Sejak Perang Dunia II, pandemi COVID-19 telah menjadi peristiwa paling mengganggu seluruh tatanan di dunia. COVID-19 berkembang menjadi lebih dari sekadar masalah kesehatan, melainkan menjadi urgensi yang menghadirkan tantangan multilateral untuk mengatasinya. Setelah epidemi, dunia akan menjadi semakin tidak teratur dan tidak stabil.
Ekonomi global telah terpukul secara signifikan, kemiskinan meningkat, dan pemulihan masih jauh. Pandemi menunjukkan kurangnya kepemimpinan global yang akan mendorong lebih banyak kerja sama antar negara. Langkah tepat yang paling baik untuk mengatasi situasi melalui bantuan mitra tepercaya.
Masa pandemi COVID-19 saat ini juga banyak menghambat berbagai negara dalam mempertahankan kepentingannya, begitupun juga Cina yang menghadapi tantangan baru dalam kelangsungan diplomatiknya. Cina menghadapi banyaknya kritik global mengenai Corona Virus yang awal mula ditemukannya dari salah satu wilayah Cina.
Akibat hal ini, kemudian banyak dari negara-negara besar mengubah perspektif mereka, khususnya Amerika Serikat, untuk melumpuhkan kekuatan Cina.

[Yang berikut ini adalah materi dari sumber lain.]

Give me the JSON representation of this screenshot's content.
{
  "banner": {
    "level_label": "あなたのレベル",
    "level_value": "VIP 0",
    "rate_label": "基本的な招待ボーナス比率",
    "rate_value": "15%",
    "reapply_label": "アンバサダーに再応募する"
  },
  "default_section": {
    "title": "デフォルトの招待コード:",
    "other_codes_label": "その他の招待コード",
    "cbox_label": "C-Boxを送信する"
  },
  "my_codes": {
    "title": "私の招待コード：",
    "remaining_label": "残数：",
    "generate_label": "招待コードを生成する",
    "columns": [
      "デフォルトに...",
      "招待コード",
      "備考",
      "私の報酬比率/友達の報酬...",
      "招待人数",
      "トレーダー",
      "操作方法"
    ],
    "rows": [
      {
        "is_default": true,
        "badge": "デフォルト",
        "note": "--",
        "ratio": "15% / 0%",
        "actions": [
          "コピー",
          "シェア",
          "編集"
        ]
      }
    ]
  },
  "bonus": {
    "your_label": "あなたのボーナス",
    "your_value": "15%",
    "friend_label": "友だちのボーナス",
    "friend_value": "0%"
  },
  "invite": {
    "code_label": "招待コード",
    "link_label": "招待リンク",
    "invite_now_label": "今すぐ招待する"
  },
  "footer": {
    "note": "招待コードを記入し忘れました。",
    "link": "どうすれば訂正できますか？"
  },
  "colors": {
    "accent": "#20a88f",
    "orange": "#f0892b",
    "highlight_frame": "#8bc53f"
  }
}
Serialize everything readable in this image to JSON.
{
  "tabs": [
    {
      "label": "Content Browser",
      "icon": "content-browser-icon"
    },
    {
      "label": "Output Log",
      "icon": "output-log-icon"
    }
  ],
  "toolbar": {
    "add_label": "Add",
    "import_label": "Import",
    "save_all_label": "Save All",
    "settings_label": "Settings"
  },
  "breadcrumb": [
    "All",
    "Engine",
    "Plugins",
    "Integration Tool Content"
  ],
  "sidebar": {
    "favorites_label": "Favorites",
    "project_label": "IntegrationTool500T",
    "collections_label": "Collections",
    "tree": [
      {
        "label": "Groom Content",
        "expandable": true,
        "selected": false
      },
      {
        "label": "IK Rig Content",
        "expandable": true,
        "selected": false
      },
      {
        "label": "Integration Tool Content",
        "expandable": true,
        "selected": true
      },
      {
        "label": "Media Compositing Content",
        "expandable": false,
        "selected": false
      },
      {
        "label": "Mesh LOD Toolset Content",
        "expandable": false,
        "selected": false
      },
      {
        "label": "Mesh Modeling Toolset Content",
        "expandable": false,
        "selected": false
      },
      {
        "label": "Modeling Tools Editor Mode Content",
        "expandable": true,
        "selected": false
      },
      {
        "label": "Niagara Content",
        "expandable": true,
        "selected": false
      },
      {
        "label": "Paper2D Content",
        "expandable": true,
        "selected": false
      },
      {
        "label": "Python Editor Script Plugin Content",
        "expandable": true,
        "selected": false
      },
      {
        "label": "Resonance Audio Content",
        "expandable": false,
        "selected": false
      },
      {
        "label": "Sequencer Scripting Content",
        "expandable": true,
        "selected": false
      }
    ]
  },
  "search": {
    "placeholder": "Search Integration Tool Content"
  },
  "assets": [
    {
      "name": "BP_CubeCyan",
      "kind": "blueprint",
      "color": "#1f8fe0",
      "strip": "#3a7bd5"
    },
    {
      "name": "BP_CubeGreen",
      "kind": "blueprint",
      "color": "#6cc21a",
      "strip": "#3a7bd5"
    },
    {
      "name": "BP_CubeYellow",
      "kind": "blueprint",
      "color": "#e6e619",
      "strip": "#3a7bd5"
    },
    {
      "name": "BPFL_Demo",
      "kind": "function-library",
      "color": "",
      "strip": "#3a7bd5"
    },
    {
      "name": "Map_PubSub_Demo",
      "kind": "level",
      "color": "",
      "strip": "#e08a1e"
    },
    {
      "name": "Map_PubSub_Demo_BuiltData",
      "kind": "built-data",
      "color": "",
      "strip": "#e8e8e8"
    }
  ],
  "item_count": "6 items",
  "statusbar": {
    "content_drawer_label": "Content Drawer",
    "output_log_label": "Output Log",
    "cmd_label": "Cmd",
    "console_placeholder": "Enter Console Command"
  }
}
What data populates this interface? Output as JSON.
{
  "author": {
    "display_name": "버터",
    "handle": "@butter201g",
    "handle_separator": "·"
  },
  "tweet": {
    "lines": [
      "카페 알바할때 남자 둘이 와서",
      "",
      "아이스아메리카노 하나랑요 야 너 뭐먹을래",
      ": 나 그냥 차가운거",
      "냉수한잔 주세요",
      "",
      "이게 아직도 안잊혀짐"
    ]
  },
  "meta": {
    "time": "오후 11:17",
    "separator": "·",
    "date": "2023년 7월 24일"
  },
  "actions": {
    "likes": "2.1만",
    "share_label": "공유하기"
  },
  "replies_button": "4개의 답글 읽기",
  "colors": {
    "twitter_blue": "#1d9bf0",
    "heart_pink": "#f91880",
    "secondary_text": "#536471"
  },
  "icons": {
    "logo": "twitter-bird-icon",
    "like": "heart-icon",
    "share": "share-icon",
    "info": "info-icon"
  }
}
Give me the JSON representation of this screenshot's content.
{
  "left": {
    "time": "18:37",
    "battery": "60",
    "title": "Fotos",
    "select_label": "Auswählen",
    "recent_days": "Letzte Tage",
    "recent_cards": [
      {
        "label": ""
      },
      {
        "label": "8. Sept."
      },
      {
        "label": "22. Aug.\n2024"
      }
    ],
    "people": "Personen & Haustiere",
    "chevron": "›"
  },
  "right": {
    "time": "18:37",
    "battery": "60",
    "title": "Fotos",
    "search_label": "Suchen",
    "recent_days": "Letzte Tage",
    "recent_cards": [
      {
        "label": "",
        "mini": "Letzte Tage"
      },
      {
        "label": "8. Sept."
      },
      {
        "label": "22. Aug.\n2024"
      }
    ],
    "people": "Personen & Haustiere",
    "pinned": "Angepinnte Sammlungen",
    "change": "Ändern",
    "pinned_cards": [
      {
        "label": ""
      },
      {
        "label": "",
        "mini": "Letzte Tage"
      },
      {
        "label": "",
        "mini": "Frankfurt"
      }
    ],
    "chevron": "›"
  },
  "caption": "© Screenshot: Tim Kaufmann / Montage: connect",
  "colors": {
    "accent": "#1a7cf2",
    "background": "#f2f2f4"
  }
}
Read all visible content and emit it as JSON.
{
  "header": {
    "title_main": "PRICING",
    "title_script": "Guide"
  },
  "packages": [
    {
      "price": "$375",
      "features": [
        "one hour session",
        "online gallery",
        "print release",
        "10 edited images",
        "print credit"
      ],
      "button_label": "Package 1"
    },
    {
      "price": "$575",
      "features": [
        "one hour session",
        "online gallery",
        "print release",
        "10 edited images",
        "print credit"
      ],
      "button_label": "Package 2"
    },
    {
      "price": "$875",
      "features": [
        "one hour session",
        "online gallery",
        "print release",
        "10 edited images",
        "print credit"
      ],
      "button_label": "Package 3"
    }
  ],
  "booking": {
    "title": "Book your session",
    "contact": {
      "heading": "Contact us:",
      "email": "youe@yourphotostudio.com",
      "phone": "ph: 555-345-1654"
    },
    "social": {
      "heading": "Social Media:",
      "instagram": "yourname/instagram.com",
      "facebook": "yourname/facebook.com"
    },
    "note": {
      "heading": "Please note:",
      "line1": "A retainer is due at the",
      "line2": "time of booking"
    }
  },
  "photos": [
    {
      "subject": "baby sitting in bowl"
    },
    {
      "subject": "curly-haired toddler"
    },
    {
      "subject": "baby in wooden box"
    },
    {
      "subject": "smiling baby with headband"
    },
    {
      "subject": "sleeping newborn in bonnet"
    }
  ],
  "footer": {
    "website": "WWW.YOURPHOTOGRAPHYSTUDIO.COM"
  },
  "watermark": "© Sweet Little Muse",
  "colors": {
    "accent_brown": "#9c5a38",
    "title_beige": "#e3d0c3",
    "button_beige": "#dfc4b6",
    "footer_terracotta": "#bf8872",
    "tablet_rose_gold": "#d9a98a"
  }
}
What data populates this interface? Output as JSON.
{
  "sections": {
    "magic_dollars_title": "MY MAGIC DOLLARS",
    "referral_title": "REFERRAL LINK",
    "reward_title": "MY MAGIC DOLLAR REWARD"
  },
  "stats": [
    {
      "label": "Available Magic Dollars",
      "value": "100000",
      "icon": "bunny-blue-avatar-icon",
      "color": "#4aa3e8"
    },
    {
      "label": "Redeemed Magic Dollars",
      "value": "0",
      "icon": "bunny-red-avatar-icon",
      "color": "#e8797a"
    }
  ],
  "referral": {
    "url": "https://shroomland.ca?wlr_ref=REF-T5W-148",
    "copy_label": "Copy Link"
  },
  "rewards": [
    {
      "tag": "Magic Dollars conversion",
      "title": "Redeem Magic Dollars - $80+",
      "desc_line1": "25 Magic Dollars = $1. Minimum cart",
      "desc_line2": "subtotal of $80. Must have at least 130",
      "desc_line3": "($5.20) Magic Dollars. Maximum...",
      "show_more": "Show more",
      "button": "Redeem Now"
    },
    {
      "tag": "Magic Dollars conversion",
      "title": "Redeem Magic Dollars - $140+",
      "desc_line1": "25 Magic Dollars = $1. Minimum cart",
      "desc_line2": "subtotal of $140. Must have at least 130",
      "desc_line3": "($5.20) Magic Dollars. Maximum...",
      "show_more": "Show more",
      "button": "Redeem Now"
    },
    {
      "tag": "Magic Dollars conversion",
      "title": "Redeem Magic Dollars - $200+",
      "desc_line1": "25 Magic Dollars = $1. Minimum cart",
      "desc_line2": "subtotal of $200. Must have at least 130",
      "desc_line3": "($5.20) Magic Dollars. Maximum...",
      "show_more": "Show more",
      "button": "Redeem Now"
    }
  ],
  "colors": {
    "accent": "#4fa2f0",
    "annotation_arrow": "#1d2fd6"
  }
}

Ditambah dengan upaya-upaya yang telah dilakukan oleh Cina melalui diplomasi koersif ternyata banyak mengalami kegagalan
Para diplomat Cina saat ini saling bekerja sama untuk menjaga reputasi negaranya dengan menerbitkan ulang cerita bahwa COVID-19 diperkenalkan ke Cina oleh negara lain.
Fakta bahwa Cina berani terlibat kedalam pertempuran kritik dan indimidasi dengan negara-negara lain menandakan jika Kementerian Luar Negeri Cina saat ini bersedia bermain keras, meninggalkan status low profile yang selama ini dibentuk oleh politik luar negeri Cina.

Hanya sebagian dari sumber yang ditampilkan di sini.